Voilà d'où venait le problème, ses yeux... ronds, surplombés de longs cils clairs qui faisaient ressortir leur couleur orange, telle une flamme qu'on aurait emprisonné à l'intérieur, avec des nuances de rouge qui lui avaient valu ses pires souvenirs. Pour rien au monde Nayala ne se risquerait à replonger en plein dedans. Etre bien entourée avec Yélé, Kazir et quelques rares personnes mises dans la confidence, dont les triplés, lui suffisait.

Une semaine plus tard, se réveillant toujours plus tôt que son vieux colocataire, Nayala entreprit de rendre visite à Kazir pour lui emmener un flacon de lotion dérobé auparavant. Sa tenue du jour serait un large pantalon serré aux chevilles, un haut trop grand pour elle et une cape, le tout dans des couleurs terreuses.

Mais avant, elle commença par préparer une lotion pour lutter contre les douleurs articulaires du vieil homme. De l'eau sablée - mélange de sable lunaire et d'eau banale - et du nigrum, baie violacée qu'elle écrasait, avant de faire bouillir le tout pour en récupérer le jus.

Une fois sa sacoche en bandoulière installée et sa flûte cachée dans une poche intérieure, cousue sur tous ses habits, elle partit en laissant un mot à Yélé pour lui transmettre qu'elle serait bientôt de retour et qu'il ne devait pas oublier de prendre la préparation.

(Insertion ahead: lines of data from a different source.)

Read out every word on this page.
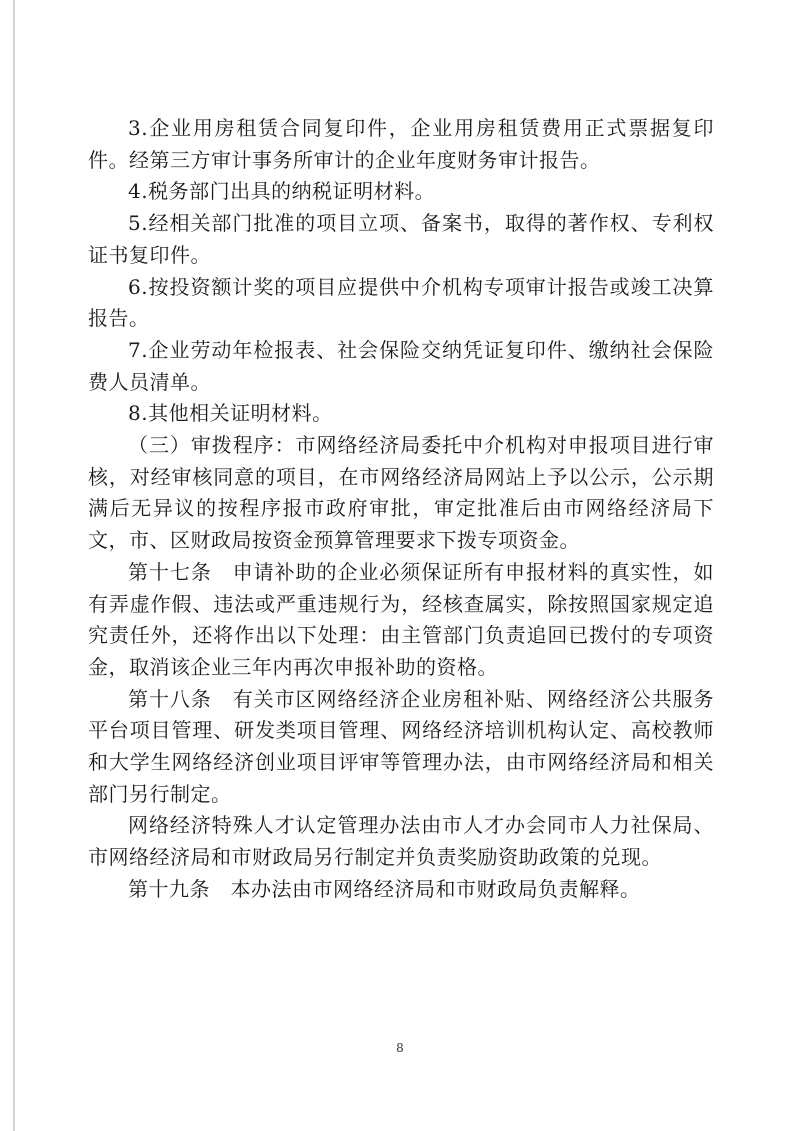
3.企业用房租赁合同复印件，企业用房租赁费用正式票据复印件。经第三方审计事务所审计的企业年度财务审计报告。

4.税务部门出具的纳税证明材料。

5.经相关部门批准的项目立项、备案书，取得的著作权、专利权证书复印件。

6.按投资额计奖的项目应提供中介机构专项审计报告或竣工决算报告。

7.企业劳动年检报表、社会保险交纳凭证复印件、缴纳社会保险费人员清单。

8.其他相关证明材料。

（三）审拨程序：市网络经济局委托中介机构对申报项目进行审核，对经审核同意的项目，在市网络经济局网站上予以公示，公示期满后无异议的按程序报市政府审批，审定批准后由市网络经济局下文，市、区财政局按资金预算管理要求下拨专项资金。

第十七条　申请补助的企业必须保证所有申报材料的真实性，如有弄虚作假、违法或严重违规行为，经核查属实，除按照国家规定追究责任外，还将作出以下处理：由主管部门负责追回已拨付的专项资金，取消该企业三年内再次申报补助的资格。

第十八条　有关市区网络经济企业房租补贴、网络经济公共服务平台项目管理、研发类项目管理、网络经济培训机构认定、高校教师和大学生网络经济创业项目评审等管理办法，由市网络经济局和相关部门另行制定。

网络经济特殊人才认定管理办法由市人才办会同市人力社保局、市网络经济局和市财政局另行制定并负责奖励资助政策的兑现。

第十九条　本办法由市网络经济局和市财政局负责解释。

8
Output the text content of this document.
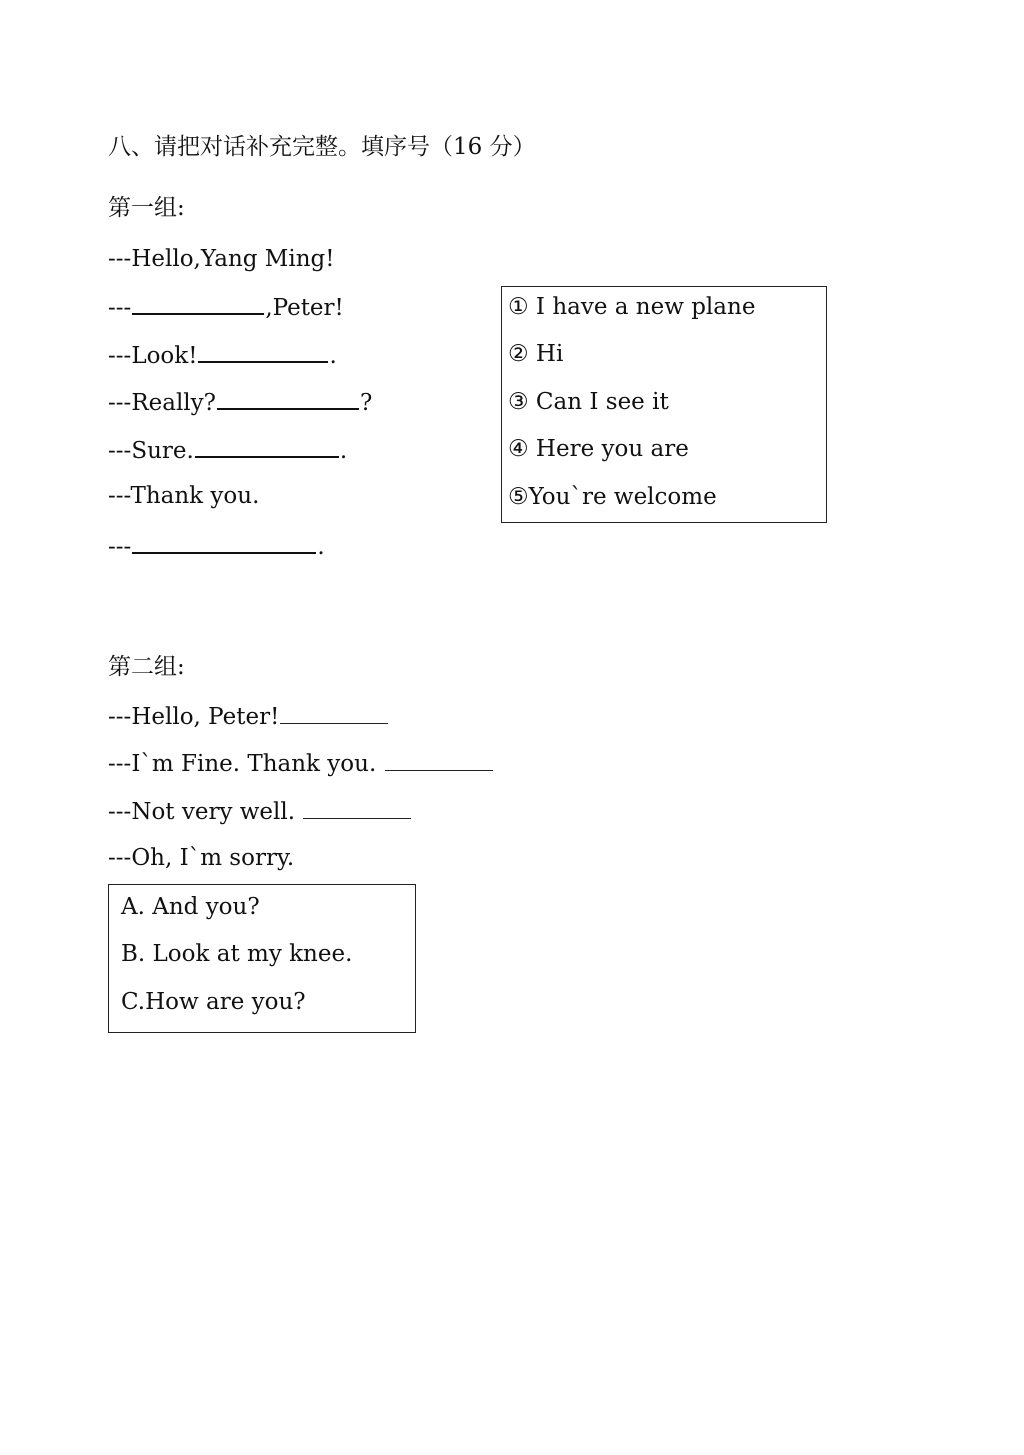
八、请把对话补充完整。填序号（16 分）
第一组:
---Hello,Yang Ming!
---	,Peter!
---Look!	.
---Really?	?
---Sure.	.
---Thank you.
---	.
① I have a new plane
② Hi
③ Can I see it
④ Here you are
⑤You`re welcome
第二组:
---Hello, Peter!
---I`m Fine. Thank you.
---Not very well.
---Oh, I`m sorry.
A. And you?
B. Look at my knee.
C.How are you?
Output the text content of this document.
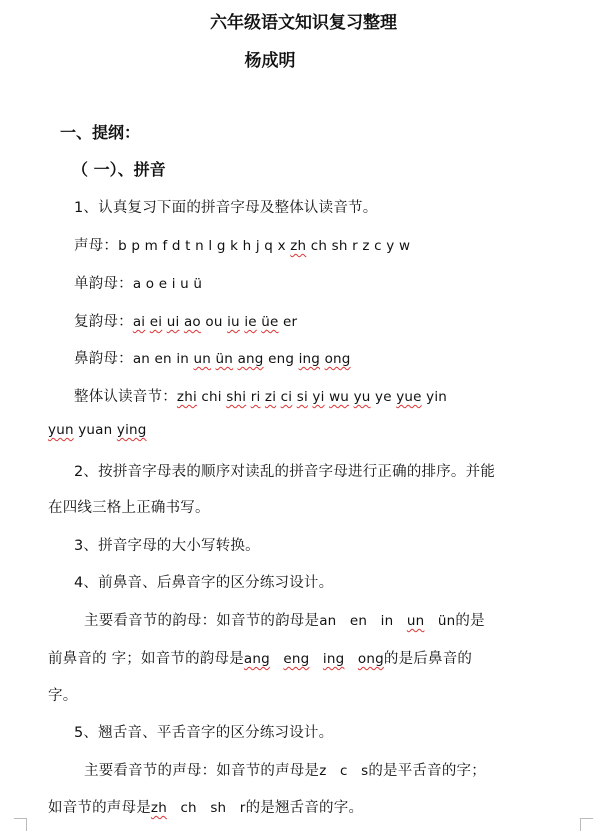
六年级语文知识复习整理
杨成明
一、提纲：
（ 一）、拼音
1、认真复习下面的拼音字母及整体认读音节。
声母：b p m f d t n l g k h j q x zh ch sh r z c y w
单韵母：a o e i u ü
复韵母：ai ei ui ao ou iu ie üe er
鼻韵母：an en in un ün ang eng ing ong
整体认读音节：zhi chi shi ri zi ci si yi wu yu ye yue yin
yun yuan ying
2、按拼音字母表的顺序对读乱的拼音字母进行正确的排序。并能
在四线三格上正确书写。
3、拼音字母的大小写转换。
4、前鼻音、后鼻音字的区分练习设计。
主要看音节的韵母：如音节的韵母是an en in un ün的是
前鼻音的 字；如音节的韵母是ang eng ing ong的是后鼻音的
字。
5、翘舌音、平舌音字的区分练习设计。
主要看音节的声母：如音节的声母是z c s的是平舌音的字；
如音节的声母是zh ch sh r的是翘舌音的字。
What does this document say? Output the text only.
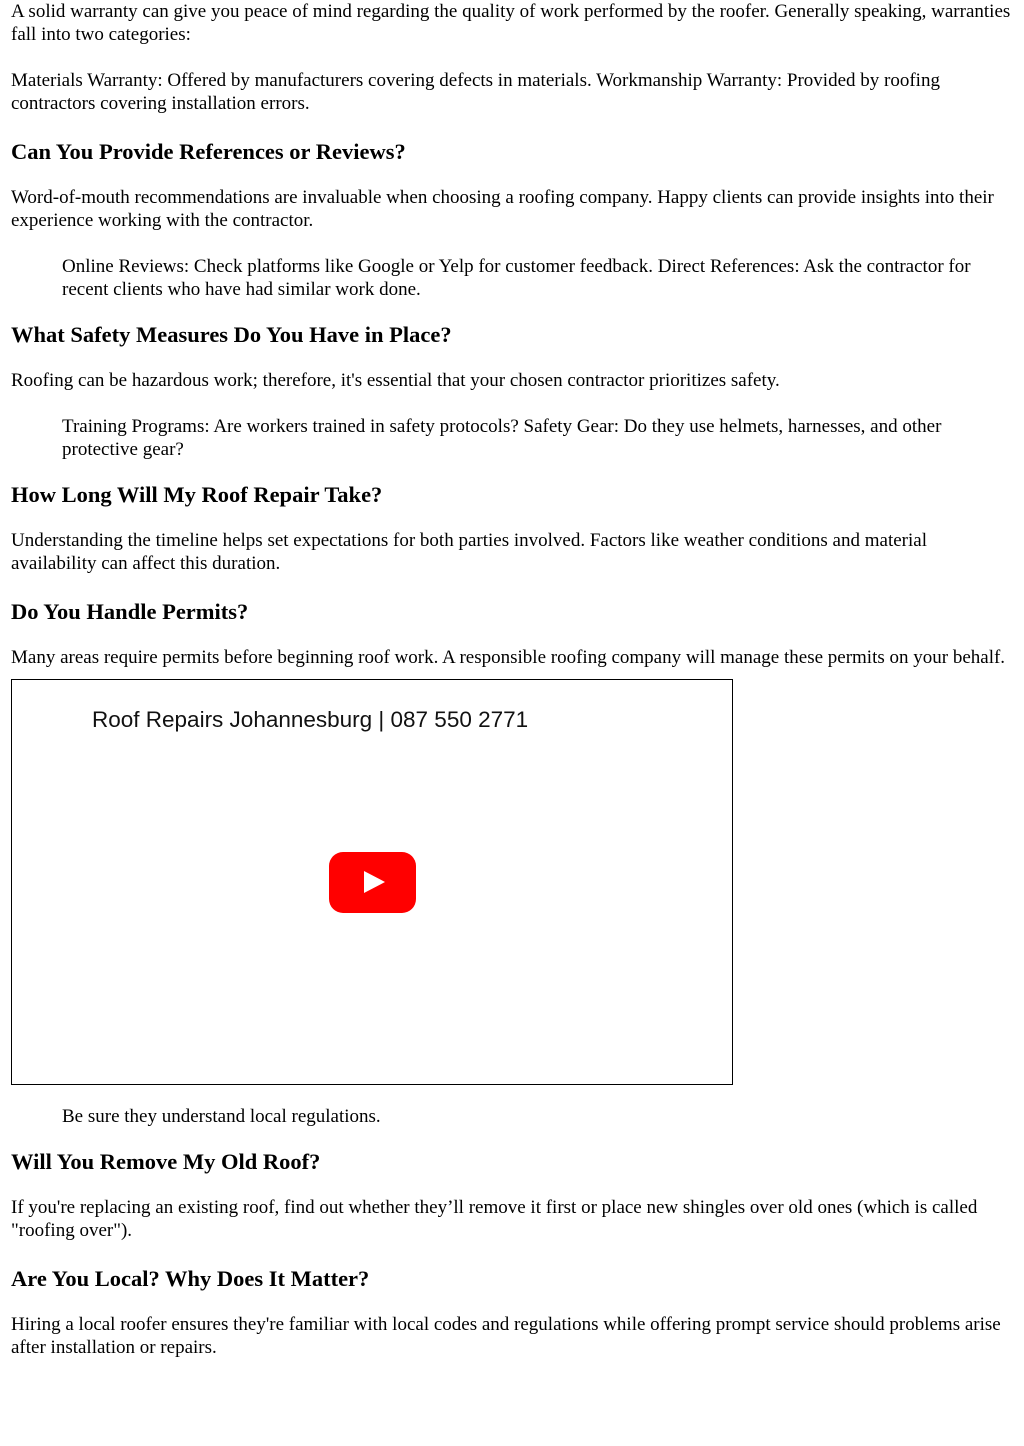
A solid warranty can give you peace of mind regarding the quality of work performed by the roofer. Generally speaking, warranties fall into two categories:

Materials Warranty: Offered by manufacturers covering defects in materials. Workmanship Warranty: Provided by roofing contractors covering installation errors.

Can You Provide References or Reviews?

Word-of-mouth recommendations are invaluable when choosing a roofing company. Happy clients can provide insights into their experience working with the contractor.

Online Reviews: Check platforms like Google or Yelp for customer feedback. Direct References: Ask the contractor for recent clients who have had similar work done.

What Safety Measures Do You Have in Place?

Roofing can be hazardous work; therefore, it's essential that your chosen contractor prioritizes safety.

Training Programs: Are workers trained in safety protocols? Safety Gear: Do they use helmets, harnesses, and other protective gear?

How Long Will My Roof Repair Take?

Understanding the timeline helps set expectations for both parties involved. Factors like weather conditions and material availability can affect this duration.

Do You Handle Permits?

Many areas require permits before beginning roof work. A responsible roofing company will manage these permits on your behalf.

Roof Repairs Johannesburg | 087 550 2771

Be sure they understand local regulations.

Will You Remove My Old Roof?

If you're replacing an existing roof, find out whether they’ll remove it first or place new shingles over old ones (which is called "roofing over").

Are You Local? Why Does It Matter?

Hiring a local roofer ensures they're familiar with local codes and regulations while offering prompt service should problems arise after installation or repairs.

Nayala prit la course en direction du quartier Sud de nouveau, mais se garda d'emprunter un chemin similaire à sa dernière escapade. Heureusement pour elle, Kazir habitait au plus près de la frontière Est, alors que Méfir se rapprochait de celle de l'Ouest.

Le monde de Lune était séparé en quatre quartiers, Nord, Est, Sud et Ouest, dont chacun possédait sa spécialité. Le quartier Ouest, où vivaient les enfants, était spécialisé dans les sources chaudes médicinales. Les Guérisseurs y envoyaient les personnes fatiguées, blessées, âgées pour se reposer ou se soigner en se plongeant dans des cratères, plus ou moins grands, remplis d'eau fumante afin de bénéficier des bienfaits de plantes curatives.

Ces plantes provenaient du quartier Sud où elles étaient cultivées par les Botanistes, chacune ayant des vertus différentes. C'est dans cette région que Nayala se procurait le Nigrum dont elle avait besoin. De grandes serres qui contenaient des centaines, voire des milliers, d'espèces occupaient les cratères de la zone sur plusieurs niveaux. Jusqu'à devenir, pour certaines, un champ de fleurs immense ou une forêt abondante pour d'autres.

C'est dans le quartier Ouest qu'elle avait appris les bases de la préparation de soin. Yélé étant lui-même un Préparateur non-officiel, comme ceux pratiquant à l'extérieur du Palais, il lui avait enseigné ses maigres connaissances.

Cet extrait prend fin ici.